Poubelles de femmes, poubelles de riches, poubelles de pauvres, nos ordures en disent long sur nous même. Je suis amusée de retrouver des emballages d’une époque révolue avec des marques qui
n’existent plus de nos jours mais qui me sont restées familières. Applicateurs de « tampax » flacons de shampoing et autre. Par la suite il reprend la série des poubelles en y incluant
« tous » les déchets, y compris organiques. Coquilles d’huîtres, rondelles de citron résidus de viande etc… La projection d’un film sur le traitement des ordures ménagères à New york
dans les années 60 complète le tableau.
Nous terminons par la visite de la collection permanente du musée.

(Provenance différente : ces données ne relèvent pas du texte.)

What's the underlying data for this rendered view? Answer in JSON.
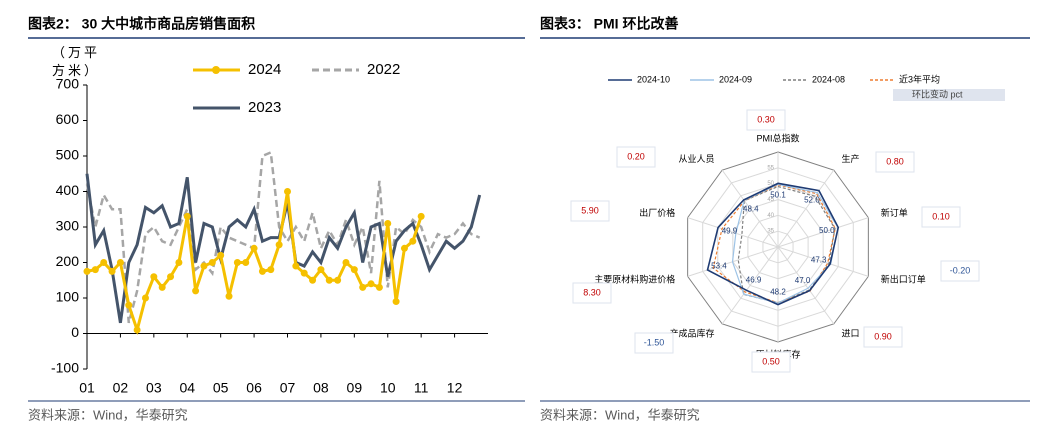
{
  "chart_data": [
    {
      "type": "line",
      "title": "图表2：  30 大中城市商品房销售面积",
      "y_label": "（万平方米）",
      "source": "资料来源：Wind，华泰研究",
      "x": [
        1,
        1.25,
        1.5,
        1.75,
        2,
        2.25,
        2.5,
        2.75,
        3,
        3.25,
        3.5,
        3.75,
        4,
        4.25,
        4.5,
        4.75,
        5,
        5.25,
        5.5,
        5.75,
        6,
        6.25,
        6.5,
        6.75,
        7,
        7.25,
        7.5,
        7.75,
        8,
        8.25,
        8.5,
        8.75,
        9,
        9.25,
        9.5,
        9.75,
        10,
        10.25,
        10.5,
        10.75,
        11,
        11.25,
        11.5,
        11.75,
        12,
        12.25,
        12.5,
        12.75
      ],
      "series": [
        {
          "name": "2024",
          "color": "#f5c000",
          "markers": true,
          "dash": false,
          "values": [
            175,
            180,
            200,
            175,
            200,
            80,
            10,
            100,
            160,
            130,
            160,
            200,
            330,
            120,
            190,
            200,
            220,
            105,
            200,
            200,
            240,
            175,
            180,
            250,
            400,
            190,
            170,
            150,
            180,
            150,
            150,
            200,
            180,
            130,
            140,
            130,
            310,
            90,
            240,
            260,
            330,
            null,
            null,
            null,
            null,
            null,
            null,
            null
          ]
        },
        {
          "name": "2022",
          "color": "#a6a6a6",
          "markers": false,
          "dash": true,
          "values": [
            420,
            300,
            390,
            350,
            350,
            30,
            120,
            280,
            300,
            260,
            250,
            300,
            350,
            180,
            200,
            170,
            300,
            270,
            260,
            250,
            240,
            500,
            510,
            300,
            260,
            300,
            260,
            340,
            240,
            290,
            250,
            320,
            250,
            300,
            170,
            430,
            130,
            300,
            280,
            320,
            300,
            230,
            280,
            270,
            280,
            310,
            280,
            270
          ]
        },
        {
          "name": "2023",
          "color": "#44546a",
          "markers": false,
          "dash": false,
          "values": [
            450,
            250,
            290,
            180,
            30,
            200,
            250,
            355,
            340,
            360,
            300,
            310,
            440,
            200,
            310,
            300,
            210,
            300,
            320,
            300,
            350,
            260,
            270,
            270,
            370,
            200,
            190,
            230,
            200,
            270,
            240,
            300,
            340,
            200,
            300,
            310,
            160,
            260,
            290,
            310,
            250,
            180,
            220,
            260,
            240,
            260,
            300,
            390
          ]
        }
      ],
      "xlim": [
        1,
        13
      ],
      "xticks": [
        {
          "value": 1,
          "label": "01"
        },
        {
          "value": 2,
          "label": "02"
        },
        {
          "value": 3,
          "label": "03"
        },
        {
          "value": 4,
          "label": "04"
        },
        {
          "value": 5,
          "label": "05"
        },
        {
          "value": 6,
          "label": "06"
        },
        {
          "value": 7,
          "label": "07"
        },
        {
          "value": 8,
          "label": "08"
        },
        {
          "value": 9,
          "label": "09"
        },
        {
          "value": 10,
          "label": "10"
        },
        {
          "value": 11,
          "label": "11"
        },
        {
          "value": 12,
          "label": "12"
        }
      ],
      "ylim": [
        -100,
        700
      ],
      "yticks": [
        -100,
        0,
        100,
        200,
        300,
        400,
        500,
        600,
        700
      ]
    },
    {
      "type": "radar",
      "title": "图表3：  PMI 环比改善",
      "source": "资料来源：Wind，华泰研究",
      "categories": [
        "PMI总指数",
        "生产",
        "新订单",
        "新出口订单",
        "进口",
        "原材料库存",
        "产成品库存",
        "主要原材料购进价格",
        "出厂价格",
        "从业人员"
      ],
      "series": [
        {
          "name": "2024-10",
          "color": "#1f3b73",
          "dash": false,
          "values": [
            50.1,
            52.0,
            50.0,
            47.3,
            47.0,
            48.2,
            46.9,
            53.4,
            49.9,
            48.4
          ],
          "value_labels": [
            "50.1",
            "52.0",
            "50.0",
            "47.3",
            "47.0",
            "48.2",
            "46.9",
            "53.4",
            "49.9",
            "48.4"
          ]
        },
        {
          "name": "2024-09",
          "color": "#9dc3e6",
          "dash": false,
          "values": [
            49.8,
            51.2,
            49.9,
            47.5,
            46.1,
            47.7,
            48.4,
            45.1,
            44.0,
            48.2
          ]
        },
        {
          "name": "2024-08",
          "color": "#7f7f7f",
          "dash": true,
          "values": [
            49.1,
            49.8,
            48.9,
            46.9,
            46.8,
            47.6,
            48.5,
            43.2,
            42.0,
            48.1
          ]
        },
        {
          "name": "近3年平均",
          "color": "#ed7d31",
          "dash": true,
          "values": [
            49.6,
            50.8,
            49.0,
            46.5,
            47.2,
            47.6,
            47.6,
            51.5,
            48.6,
            48.0
          ]
        }
      ],
      "changes": {
        "name": "环比变动 pct",
        "values": [
          0.3,
          0.8,
          0.1,
          -0.2,
          0.9,
          0.5,
          -1.5,
          8.3,
          5.9,
          0.2
        ],
        "value_labels": [
          "0.30",
          "0.80",
          "0.10",
          "-0.20",
          "0.90",
          "0.50",
          "-1.50",
          "8.30",
          "5.90",
          "0.20"
        ]
      },
      "rlim": [
        30,
        60
      ],
      "rticks": [
        35,
        40,
        45,
        50,
        55
      ]
    }
  ]
}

Nous déambulons comme des gamins dans le dédalle des salles, kaléidoscope géant, reflet de l’art sous toutes ses formes et
en toute liberté. Sculptures, photos, mobilier contemporain, tous les grands sont ici représentés, Dali, Matisse, Fernand Léger, Picasso, Dubuffet, Miro, Francis Bacon, Giaccommetti, Marcel
Duchamp, Philippe starks… Un vrai régal, une journée intense et riche dont j'aimerais pouvoir vous parler plus longuement mais je suis obligée de m’arrêter là. Et si vous y alliez plutôt ?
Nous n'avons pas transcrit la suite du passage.